Actually, the four dams they are speaking of are well below the Klamath Project. There are really very very few farms and ranches on the Klamath below Iron Gate dam that would be directly served with irrigation water. (The large ag areas of the Scott and Shasta Rivers are tributary to the Klamath - and the Trinity, another tributary, is largely diverted to the Central Valley of CA for irrigation.) The issue here to the Project might be that the removal of dams eliminates some control over downriver flows and flow-related water quality aspects. This could result in higher immediate demands on water from the Klamath Project for salmon needs because there is less storage for management.

The Bureau of Reclamation does not operate these four dams. They are operated by PacifiCorp - for hydroelectric or flow regulating purposes.
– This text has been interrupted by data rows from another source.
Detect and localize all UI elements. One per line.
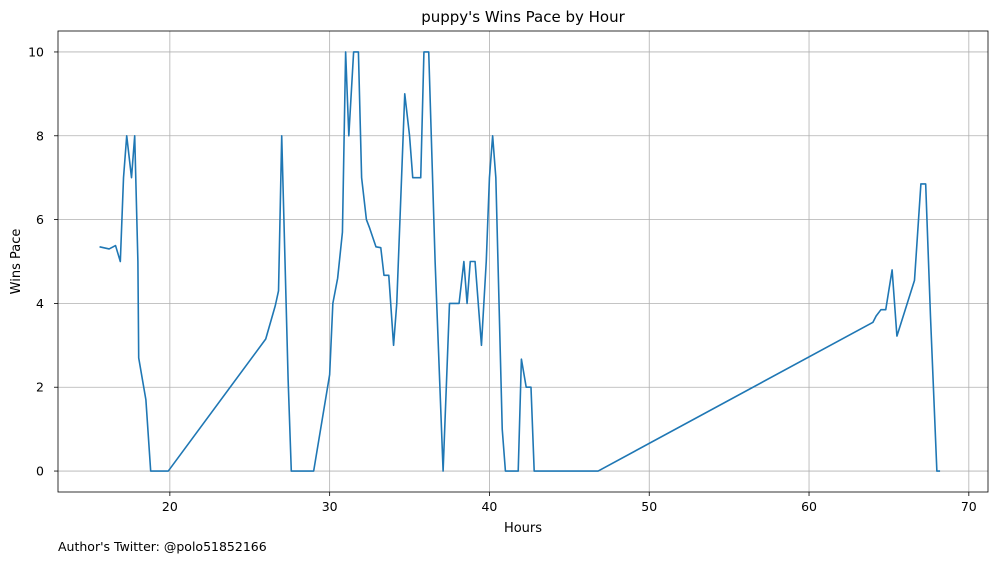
x-tick-label: 60: [801, 499, 817, 514]
y-tick-label: 0: [36, 464, 44, 479]
chart-title: puppy's Wins Pace by Hour: [421, 8, 625, 26]
y-tick-label: 2: [36, 380, 44, 395]
y-axis-ticks: 0 2 4 6 8 10: [28, 44, 58, 479]
y-tick-label: 10: [28, 44, 44, 59]
y-tick-label: 4: [36, 296, 44, 311]
grid-lines: [58, 31, 988, 492]
series-line-0: [99, 51, 941, 472]
x-axis-label: Hours: [504, 521, 542, 536]
x-tick-label: 40: [481, 499, 497, 514]
plot-area-frame: [57, 30, 989, 493]
y-tick-label: 6: [36, 212, 44, 227]
x-tick-label: 50: [641, 499, 657, 514]
x-tick-label: 30: [322, 499, 338, 514]
x-axis-ticks: 20 30 40 50 60 70: [162, 492, 977, 514]
x-tick-label: 20: [162, 499, 178, 514]
author-credit: Author's Twitter: @polo51852166: [58, 539, 267, 554]
x-tick-label: 70: [961, 499, 977, 514]
y-axis-label: Wins Pace: [9, 229, 24, 295]
y-tick-label: 8: [36, 128, 44, 143]
series-lines: [99, 51, 941, 472]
Yes, the Klamath Project irrigators wanted a continued break on their electricity. It was some ridiculously low amount - $.006 per mil, I believe. The rest of the Klamath system was paying $.07. It has been the same rate since the early 1900s under the claim that the Klamath Project made water available to PacifiCorp for cheap power.

With the FERC (Federal Energy Regulatory Commission relicensing,) Pacific Power determined that the operation of the Klamath Project no longer provided any benefit to them so they brought the Project irrigators up to the same rate as everyone else in California. The irrigators potested and won a four year phase in in the rate. They recently lost their first decision on a request to keep it at .006 for another 50 years.

Siskiyou County opposed the continued low rate on the grounds of "fundamental fairness." Although all the Pacific Power rate payors in the West had paid for the subsidized rates to the Klamath Project, any new deal for continuation would fall only on the California rate payors (Siskiyou Co., Del Norte, a small part of Shasta and Modoc.) This would have meant that CA rate payors would have gone from carrying a subsidy of around $78,000 a year to $7.8 million. Calculations indicated that this would have meant a 25% residential rate increase on an area with significant poverty levels.

As it currently stands, rate payors will bear the burden for four years. I believe residential customer rate will increase 14% to do this.